Through Art Sustainability Activism, the Fine Arts Center, the MFA for Poets and Writers, and the School of Earth & Sustainability, are working to create deliberate opportunities to connect artists, scientists, and changemakers. We learn from each other. Together, we reckon with climate change — elevating awareness, recognizing climate grief, and catalyzing meaningful change.

“We intend for this annual art, science, and humanities partnership to reflect society’s best efforts to address the climate crisis,” says Michael Sakamoto, the Fine Arts Center's performing arts curator. “And we want to show creativity at the center of any solution.”

“Artists translate experience — into the language of dance, the language of poetry, the language of image and music,” says MFA Professor Noy Holland. “A poet is a maker, a visionary who transforms the real — even the hard reality of data — into a vision of what is possible. This transdisciplinary series creates a prism in which what is possible becomes imaginable, both the horrific and the hopeful; the prism is the prism of empathy, the necessary imaginative act.”

“With the unprecedented global challenges before us, it is clear that science alone will not provide the solutions,” explains Curt Griffin, co-director for the School of Earth & Sustainability. “It will take fostering new transdisciplinary partnerships and assembling creative teams that fuse together arts, sciences, humanities, innovation, and culture. Our partnership with FAC and MFA is an example of how we advance the conversation towards a more just and sustainable future.”

Past ASA series guests include Philip Glass, Amitav Ghosh, Bill McKibben, and Roy Scranton along with Professor Carolina Aragón, Dr. Adam Aron, Dr. Alison Bates, Kimberly Blaeser, Dr. Julie Brigham-Grette, Abigail Chabitnoy, Dr. Andy J. Danylchuk, Dr. Rob DeConto, Lauren de la Parra (UMass MS Sustainability Science ‘18) Emmalie Dropkin (UMass MFA ‘19) Larissa FastHorse, Michael John Garcés,  Dr. Mark Hamin, Miwa Matreyek, Dr. Toni Lyn Morelli, Emily Raboteau, Dr. Shaina Sadai, Sirintip, the Indigenous artists of Small Island Big Song, and Third Act.
 

CURRENT ACTIONS:

Please visit our Calls To Action page for climate actions you can make today both in your individual life and in community.

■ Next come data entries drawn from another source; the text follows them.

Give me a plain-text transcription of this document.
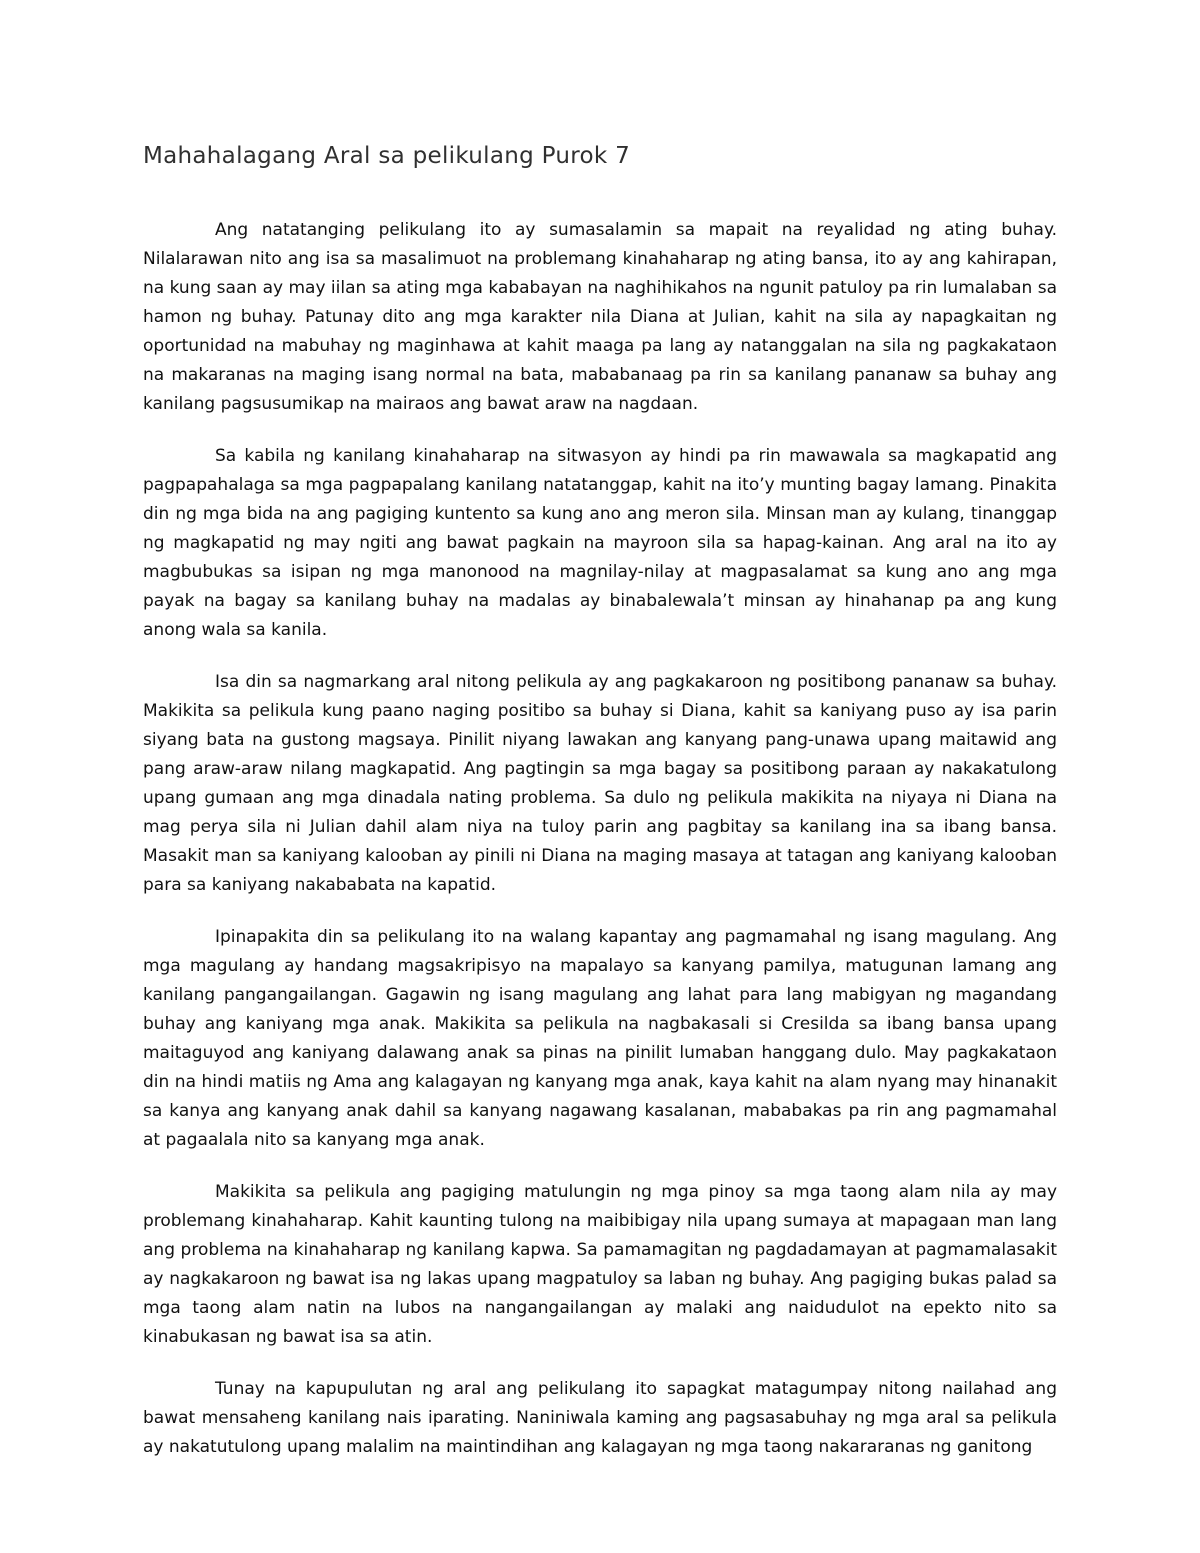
Mahahalagang Aral sa pelikulang Purok 7

Ang natatanging pelikulang ito ay sumasalamin sa mapait na reyalidad ng ating buhay. Nilalarawan nito ang isa sa masalimuot na problemang kinahaharap ng ating bansa, ito ay ang kahirapan, na kung saan ay may iilan sa ating mga kababayan na naghihikahos na ngunit patuloy pa rin lumalaban sa hamon ng buhay. Patunay dito ang mga karakter nila Diana at Julian, kahit na sila ay napagkaitan ng oportunidad na mabuhay ng maginhawa at kahit maaga pa lang ay natanggalan na sila ng pagkakataon na makaranas na maging isang normal na bata, mababanaag pa rin sa kanilang pananaw sa buhay ang kanilang pagsusumikap na mairaos ang bawat araw na nagdaan.

Sa kabila ng kanilang kinahaharap na sitwasyon ay hindi pa rin mawawala sa magkapatid ang pagpapahalaga sa mga pagpapalang kanilang natatanggap, kahit na ito’y munting bagay lamang. Pinakita din ng mga bida na ang pagiging kuntento sa kung ano ang meron sila. Minsan man ay kulang, tinanggap ng magkapatid ng may ngiti ang bawat pagkain na mayroon sila sa hapag-kainan. Ang aral na ito ay magbubukas sa isipan ng mga manonood na magnilay-nilay at magpasalamat sa kung ano ang mga payak na bagay sa kanilang buhay na madalas ay binabalewala’t minsan ay hinahanap pa ang kung anong wala sa kanila.

Isa din sa nagmarkang aral nitong pelikula ay ang pagkakaroon ng positibong pananaw sa buhay. Makikita sa pelikula kung paano naging positibo sa buhay si Diana, kahit sa kaniyang puso ay isa parin siyang bata na gustong magsaya. Pinilit niyang lawakan ang kanyang pang-unawa upang maitawid ang pang araw-araw nilang magkapatid. Ang pagtingin sa mga bagay sa positibong paraan ay nakakatulong upang gumaan ang mga dinadala nating problema. Sa dulo ng pelikula makikita na niyaya ni Diana na mag perya sila ni Julian dahil alam niya na tuloy parin ang pagbitay sa kanilang ina sa ibang bansa. Masakit man sa kaniyang kalooban ay pinili ni Diana na maging masaya at tatagan ang kaniyang kalooban para sa kaniyang nakababata na kapatid.

Ipinapakita din sa pelikulang ito na walang kapantay ang pagmamahal ng isang magulang. Ang mga magulang ay handang magsakripisyo na mapalayo sa kanyang pamilya, matugunan lamang ang kanilang pangangailangan. Gagawin ng isang magulang ang lahat para lang mabigyan ng magandang buhay ang kaniyang mga anak. Makikita sa pelikula na nagbakasali si Cresilda sa ibang bansa upang maitaguyod ang kaniyang dalawang anak sa pinas na pinilit lumaban hanggang dulo. May pagkakataon din na hindi matiis ng Ama ang kalagayan ng kanyang mga anak, kaya kahit na alam nyang may hinanakit sa kanya ang kanyang anak dahil sa kanyang nagawang kasalanan, mababakas pa rin ang pagmamahal at pagaalala nito sa kanyang mga anak.

Makikita sa pelikula ang pagiging matulungin ng mga pinoy sa mga taong alam nila ay may problemang kinahaharap. Kahit kaunting tulong na maibibigay nila upang sumaya at mapagaan man lang ang problema na kinahaharap ng kanilang kapwa. Sa pamamagitan ng pagdadamayan at pagmamalasakit ay nagkakaroon ng bawat isa ng lakas upang magpatuloy sa laban ng buhay. Ang pagiging bukas palad sa mga taong alam natin na lubos na nangangailangan ay malaki ang naidudulot na epekto nito sa kinabukasan ng bawat isa sa atin.

Tunay na kapupulutan ng aral ang pelikulang ito sapagkat matagumpay nitong nailahad ang bawat mensaheng kanilang nais iparating. Naniniwala kaming ang pagsasabuhay ng mga aral sa pelikula ay nakatutulong upang malalim na maintindihan ang kalagayan ng mga taong nakararanas ng ganitong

On Earth Day 2022, the University launched UMass Carbon Zero, an ambitious campaign to transition our campus to be powered by 100% renewable energy in the next decade. Learn more about UMCZ and our efforts to a low-carbon future here.

UMass Amherst has become one of the nation’s premiere institutions for sustainability. UMass is ranked 18th in the nation in the 2024 Princeton Review Top 50 Green Schools List and, for the sixth time since 2011, the university received the STARS Gold again in 2023, a tracking program by the Association for the Advancement of Sustainability in Higher Education.